Monday, June 22, 2009

Mentally exhausted.


Not the complete truth, honestly.
I'm just exhausted. Period.

I'm tired I'm tired I'm tired..
and I am not blaming my work on it. Suppose it's my fault for not getting enough rest and relax when I actually have the time to.

The observation thing went fine. My boss for the day was really nice and so was the crew. I didn't do much though.. I woke up with a flu so really, all I could do was TRY to observe as much as I can. (Which wasn't much at all.)
ughhh.
Let's just say that I haven't been taking a good care of myself.

I'm pathetic. Thank you.
And all I wanna do right now is cry. Weep. Shout and scream.
'Cause I'm tired, and pathetically in need of attention from the one person who can't give me exactly what I need which is one stupid hug.

hahahahahhaha!
I am crying over a hug that I can't get.
God, how can anyone be this unstable.
This is unbearable. This feeling is unbearable.
I have the flu, my head aches, my body aches and my heart aches.

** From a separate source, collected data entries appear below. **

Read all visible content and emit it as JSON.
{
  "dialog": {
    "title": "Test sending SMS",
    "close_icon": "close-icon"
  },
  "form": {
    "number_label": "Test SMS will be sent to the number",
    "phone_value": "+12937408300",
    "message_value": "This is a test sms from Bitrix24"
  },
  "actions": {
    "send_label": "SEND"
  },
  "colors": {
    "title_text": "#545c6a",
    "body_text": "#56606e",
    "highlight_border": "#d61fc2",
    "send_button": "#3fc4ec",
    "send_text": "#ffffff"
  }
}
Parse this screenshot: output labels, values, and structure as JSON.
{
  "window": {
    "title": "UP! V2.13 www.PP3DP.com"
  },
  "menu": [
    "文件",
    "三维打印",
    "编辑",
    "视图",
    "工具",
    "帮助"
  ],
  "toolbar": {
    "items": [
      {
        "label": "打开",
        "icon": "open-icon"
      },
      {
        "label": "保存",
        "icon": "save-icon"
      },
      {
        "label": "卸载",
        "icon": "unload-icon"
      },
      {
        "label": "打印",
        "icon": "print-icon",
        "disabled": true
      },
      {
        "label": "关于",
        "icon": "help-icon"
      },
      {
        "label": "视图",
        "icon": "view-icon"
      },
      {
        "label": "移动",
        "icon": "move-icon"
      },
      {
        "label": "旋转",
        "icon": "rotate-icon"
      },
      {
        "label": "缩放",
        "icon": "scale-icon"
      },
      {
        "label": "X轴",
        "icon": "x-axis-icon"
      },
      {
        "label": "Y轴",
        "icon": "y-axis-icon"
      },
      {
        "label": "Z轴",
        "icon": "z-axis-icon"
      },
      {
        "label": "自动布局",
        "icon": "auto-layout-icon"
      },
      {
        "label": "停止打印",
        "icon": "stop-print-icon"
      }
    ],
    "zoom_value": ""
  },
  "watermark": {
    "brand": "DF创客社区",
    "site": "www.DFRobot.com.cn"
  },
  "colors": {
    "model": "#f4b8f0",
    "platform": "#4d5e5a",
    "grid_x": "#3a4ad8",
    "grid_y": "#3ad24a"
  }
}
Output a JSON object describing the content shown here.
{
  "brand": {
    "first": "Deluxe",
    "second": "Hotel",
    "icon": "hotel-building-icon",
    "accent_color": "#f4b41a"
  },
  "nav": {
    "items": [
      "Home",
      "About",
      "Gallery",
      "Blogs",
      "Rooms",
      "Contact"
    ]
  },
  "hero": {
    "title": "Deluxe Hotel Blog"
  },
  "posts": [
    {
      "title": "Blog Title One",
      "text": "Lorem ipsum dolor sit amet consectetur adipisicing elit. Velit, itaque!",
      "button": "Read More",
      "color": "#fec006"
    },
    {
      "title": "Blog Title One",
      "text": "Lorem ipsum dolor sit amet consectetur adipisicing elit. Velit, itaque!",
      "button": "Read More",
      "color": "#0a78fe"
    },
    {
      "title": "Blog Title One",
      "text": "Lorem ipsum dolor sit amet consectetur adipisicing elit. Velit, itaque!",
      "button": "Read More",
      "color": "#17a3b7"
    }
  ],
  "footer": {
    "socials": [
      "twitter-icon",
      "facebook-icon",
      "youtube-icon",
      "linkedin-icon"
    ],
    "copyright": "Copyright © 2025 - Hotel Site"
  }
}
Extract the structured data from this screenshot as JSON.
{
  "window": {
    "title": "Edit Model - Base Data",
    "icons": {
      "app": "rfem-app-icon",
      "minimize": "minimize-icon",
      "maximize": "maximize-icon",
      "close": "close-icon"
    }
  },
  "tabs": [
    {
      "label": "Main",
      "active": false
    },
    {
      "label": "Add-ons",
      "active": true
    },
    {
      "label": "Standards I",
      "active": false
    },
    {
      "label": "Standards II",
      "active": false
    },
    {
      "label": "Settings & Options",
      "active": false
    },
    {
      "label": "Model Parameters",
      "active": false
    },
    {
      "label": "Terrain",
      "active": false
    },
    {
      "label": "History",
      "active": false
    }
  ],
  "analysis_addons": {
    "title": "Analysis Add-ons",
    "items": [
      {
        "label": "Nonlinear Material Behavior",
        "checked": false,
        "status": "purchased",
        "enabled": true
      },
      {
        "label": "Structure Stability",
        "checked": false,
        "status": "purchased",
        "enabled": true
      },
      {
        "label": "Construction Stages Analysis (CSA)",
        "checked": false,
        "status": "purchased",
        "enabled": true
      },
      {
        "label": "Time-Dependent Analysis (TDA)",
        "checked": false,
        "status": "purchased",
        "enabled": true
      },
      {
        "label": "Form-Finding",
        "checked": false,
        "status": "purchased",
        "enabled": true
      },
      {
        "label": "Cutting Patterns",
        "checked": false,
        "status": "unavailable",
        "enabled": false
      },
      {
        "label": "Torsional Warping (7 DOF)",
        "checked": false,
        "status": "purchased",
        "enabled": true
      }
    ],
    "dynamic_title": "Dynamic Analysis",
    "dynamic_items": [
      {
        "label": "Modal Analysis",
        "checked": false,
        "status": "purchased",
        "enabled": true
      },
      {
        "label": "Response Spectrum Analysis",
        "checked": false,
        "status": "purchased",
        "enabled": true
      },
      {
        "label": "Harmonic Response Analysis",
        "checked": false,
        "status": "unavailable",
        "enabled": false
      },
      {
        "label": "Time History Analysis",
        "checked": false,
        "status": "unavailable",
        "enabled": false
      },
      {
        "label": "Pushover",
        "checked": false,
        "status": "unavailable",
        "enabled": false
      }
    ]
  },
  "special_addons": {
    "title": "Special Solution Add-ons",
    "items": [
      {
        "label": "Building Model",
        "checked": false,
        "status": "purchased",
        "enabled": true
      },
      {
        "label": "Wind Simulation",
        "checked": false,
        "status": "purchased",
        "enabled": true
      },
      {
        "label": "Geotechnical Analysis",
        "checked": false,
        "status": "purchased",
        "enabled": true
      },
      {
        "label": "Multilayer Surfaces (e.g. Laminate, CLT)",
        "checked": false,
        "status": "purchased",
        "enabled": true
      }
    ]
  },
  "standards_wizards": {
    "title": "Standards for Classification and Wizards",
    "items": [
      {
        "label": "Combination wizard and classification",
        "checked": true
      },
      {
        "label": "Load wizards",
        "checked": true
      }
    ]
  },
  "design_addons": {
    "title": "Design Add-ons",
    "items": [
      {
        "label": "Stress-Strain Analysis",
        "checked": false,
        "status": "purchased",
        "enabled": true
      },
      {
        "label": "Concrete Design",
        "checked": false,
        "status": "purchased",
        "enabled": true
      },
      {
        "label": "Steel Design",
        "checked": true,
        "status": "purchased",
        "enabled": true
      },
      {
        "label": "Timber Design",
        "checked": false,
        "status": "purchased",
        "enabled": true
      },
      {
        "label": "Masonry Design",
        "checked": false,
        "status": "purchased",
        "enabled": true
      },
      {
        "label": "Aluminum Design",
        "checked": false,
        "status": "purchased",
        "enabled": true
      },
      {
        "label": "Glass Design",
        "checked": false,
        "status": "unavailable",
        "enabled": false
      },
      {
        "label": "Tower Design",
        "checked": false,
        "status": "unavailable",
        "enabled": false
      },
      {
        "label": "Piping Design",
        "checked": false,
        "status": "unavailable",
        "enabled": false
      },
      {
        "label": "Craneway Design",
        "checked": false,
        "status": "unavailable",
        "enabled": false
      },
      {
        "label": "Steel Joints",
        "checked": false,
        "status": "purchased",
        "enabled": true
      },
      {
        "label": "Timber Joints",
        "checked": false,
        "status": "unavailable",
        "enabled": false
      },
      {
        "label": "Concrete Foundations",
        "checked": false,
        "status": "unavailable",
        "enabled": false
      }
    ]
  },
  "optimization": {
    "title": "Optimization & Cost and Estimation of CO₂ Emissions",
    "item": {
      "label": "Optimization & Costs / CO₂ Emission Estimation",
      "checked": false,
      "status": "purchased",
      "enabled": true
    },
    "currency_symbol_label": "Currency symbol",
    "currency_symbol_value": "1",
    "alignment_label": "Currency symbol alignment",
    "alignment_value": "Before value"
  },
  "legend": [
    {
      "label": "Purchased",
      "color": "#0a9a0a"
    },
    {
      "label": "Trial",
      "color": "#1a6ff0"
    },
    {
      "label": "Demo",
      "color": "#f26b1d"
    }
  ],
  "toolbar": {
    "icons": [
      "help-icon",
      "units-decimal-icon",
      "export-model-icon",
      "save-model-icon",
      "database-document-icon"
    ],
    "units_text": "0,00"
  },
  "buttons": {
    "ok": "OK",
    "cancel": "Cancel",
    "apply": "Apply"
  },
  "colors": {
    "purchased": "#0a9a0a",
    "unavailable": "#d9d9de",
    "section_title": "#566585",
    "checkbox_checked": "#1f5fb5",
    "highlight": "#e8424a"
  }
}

So yeah, I'm tired. Completely exhausted.
I try. All I can do now is try to hold on. I really don't think going mental right now is healthy.
mm.. yeah.. I don't think I should talk about work and then going mental in the same entry again next time. So I'll just have to try harder..

This is honestly not the best time to fall apart.. not that there is ever a good time.